Though Army has never even hosted a MAAC playoff game, traveling for first-round losses in each of its first two seasons, the school will play host this season to the MAAC final four.
So a pleasant scenario could appear for the Black Knights: win enough games to make the playoffs, win a single-elimination first round playoff matchup and play two home games with a bid to the NCAA tournament on the line in late March.
But before the Black Knights get ahead of themselves, they have to worry about the task at hand — improving on last season’s talent-laden but young squad.
If the Chris tandem of sophomores Garceau and Casey can avoid a sophomore slump, the offense may be in excellent shape. As rookies, those two forwards finished one-two in scoring on an Army club that dumped in 100 goals.
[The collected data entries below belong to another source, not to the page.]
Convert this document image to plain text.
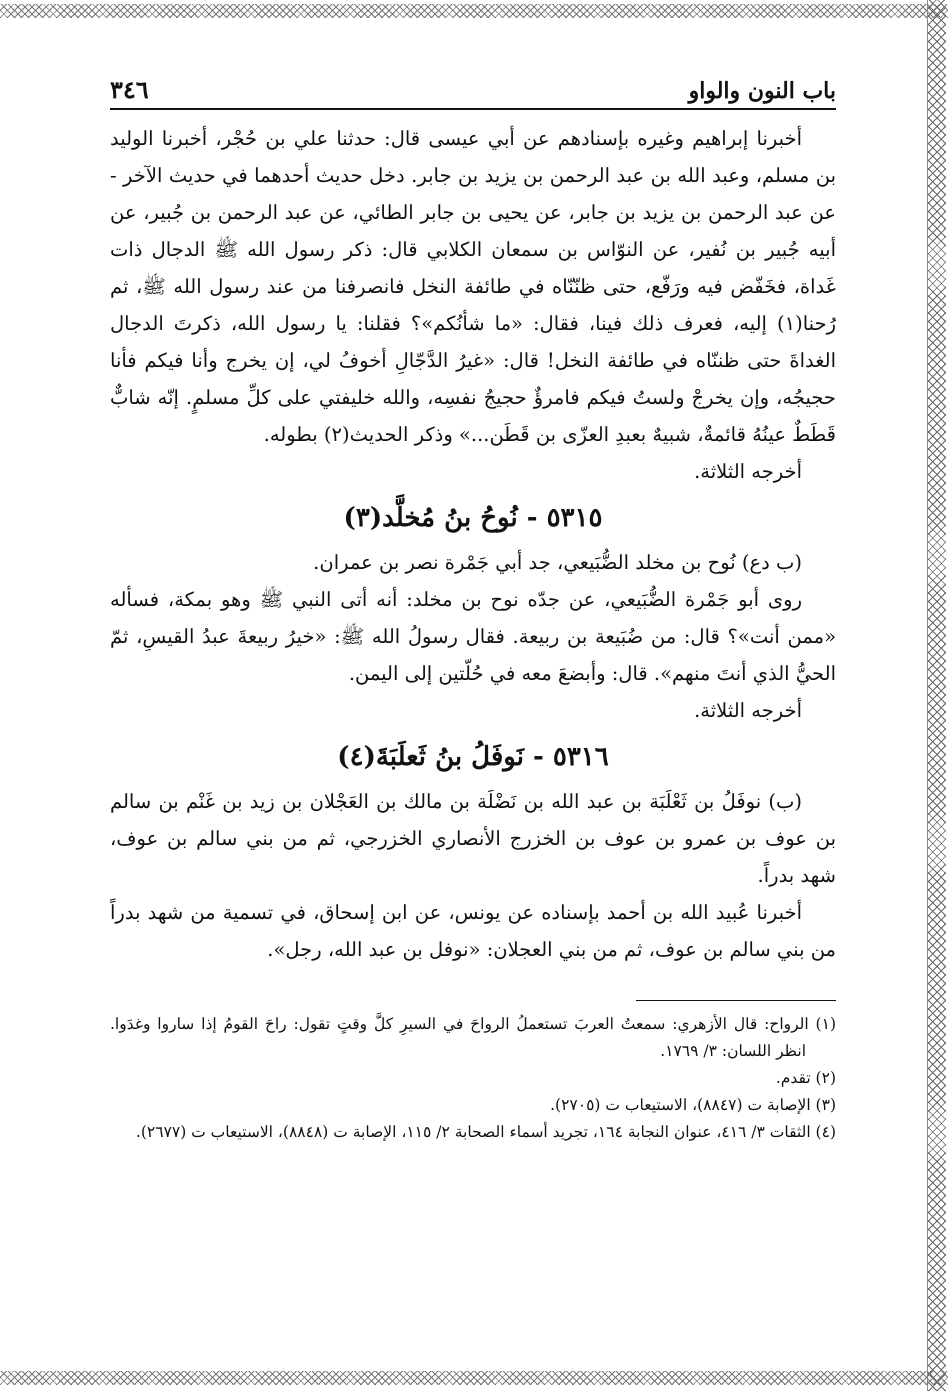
باب النون والواو
٣٤٦

أخبرنا إبراهيم وغيره بإسنادهم عن أبي عيسى قال: حدثنا علي بن حُجْر، أخبرنا الوليد بن مسلم، وعبد الله بن عبد الرحمن بن يزيد بن جابر. دخل حديث أحدهما في حديث الآخر - عن عبد الرحمن بن يزيد بن جابر، عن يحيى بن جابر الطائي، عن عبد الرحمن بن جُبير، عن أبيه جُبير بن نُفير، عن النوّاس بن سمعان الكلابي قال: ذكر رسول الله ﷺ الدجال ذات غَداة، فخَفّض فيه ورَفّع، حتى ظنّنّاه في طائفة النخل فانصرفنا من عند رسول الله ﷺ، ثم رُحنا(١) إليه، فعرف ذلك فينا، فقال: «ما شأنُكم»؟ فقلنا: يا رسول الله، ذكرتَ الدجال الغداةَ حتى ظننّاه في طائفة النخل! قال: «غيرُ الدَّجّالِ أخوفُ لي، إن يخرج وأنا فيكم فأنا حجيجُه، وإن يخرجْ ولستُ فيكم فامرؤٌ حجيجُ نفسِه، والله خليفتي على كلِّ مسلمٍ. إنّه شابٌّ قَطَطٌ عينُهُ قائمةٌ، شبيهٌ بعبدِ العزّى بن قَطَن...» وذكر الحديث(٢) بطوله.

أخرجه الثلاثة.

٥٣١٥ - نُوحُ بنُ مُخلَّد(٣)

(ب دع) نُوح بن مخلد الضُّبَيعي، جد أبي جَمْرة نصر بن عمران.

روى أبو جَمْرة الضُّبَيعي، عن جدّه نوح بن مخلد: أنه أتى النبي ﷺ وهو بمكة، فسأله «ممن أنت»؟ قال: من ضُبَيعة بن ربيعة. فقال رسولُ الله ﷺ: «خيرُ ربيعةَ عبدُ القيسِ، ثمّ الحيُّ الذي أنتَ منهم». قال: وأبضعَ معه في حُلّتين إلى اليمن.

أخرجه الثلاثة.

٥٣١٦ - نَوفَلُ بنُ ثَعلَبَةَ(٤)

(ب) نوفَلُ بن ثَعْلَبَة بن عبد الله بن نَضْلَة بن مالك بن العَجْلان بن زيد بن غَنْم بن سالم بن عوف بن عمرو بن عوف بن الخزرج الأنصاري الخزرجي، ثم من بني سالم بن عوف، شهد بدراً.

أخبرنا عُبيد الله بن أحمد بإسناده عن يونس، عن ابن إسحاق، في تسمية من شهد بدراً من بني سالم بن عوف، ثم من بني العجلان: «نوفل بن عبد الله، رجل».

(١) الرواح: قال الأزهري: سمعتُ العربَ تستعملُ الرواحَ في السيرِ كلَّ وقتٍ تقول: راحَ القومُ إذا ساروا وغدَوا. انظر اللسان: ٣/ ١٧٦٩.

(٢) تقدم.

(٣) الإصابة ت (٨٨٤٧)، الاستيعاب ت (٢٧٠٥).

(٤) الثقات ٣/ ٤١٦، عنوان النجابة ١٦٤، تجريد أسماء الصحابة ٢/ ١١٥، الإصابة ت (٨٨٤٨)، الاستيعاب ت (٢٦٧٧).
The caveat to Army’s success, though, may lie with team defense. A season ago, Army finished 5-11-6 in games decided by two goals or fewer and, when the defense allowed four or more goals, didn’t record a win until February. So keeping the opposition’s scoring output low will be key for the Black Knights.
The basis for that achievement could be in net. With Army losing senior Scott Hamilton, a goaltender who could steal a victory or two at times, sophomore John Yaros will be the lone duck on the roster with experience in net. A year ago, he carried a solid .910 save percentage and matched that with a 3.04 goals against average. But despite carrying good stats, Yaros’ record was a lackluster 2-8-5, a tally that will need to improve if the Black Knights are to make a move in the standings.
Yaros will be joined by rookie Brad Roberts, who played junior hockey last season for New York Apple Core (EJHL) — the same club that graduated Yaros one year earlier.
The work will be hard, and it likely will be an uphill battle for the boys from West Point. But the potential to play in front of the league’s best attendance base (Army lead the MAAC in attendance last season) in a two-game playoff with a big dance berth on the line seems more than fitting as a reward.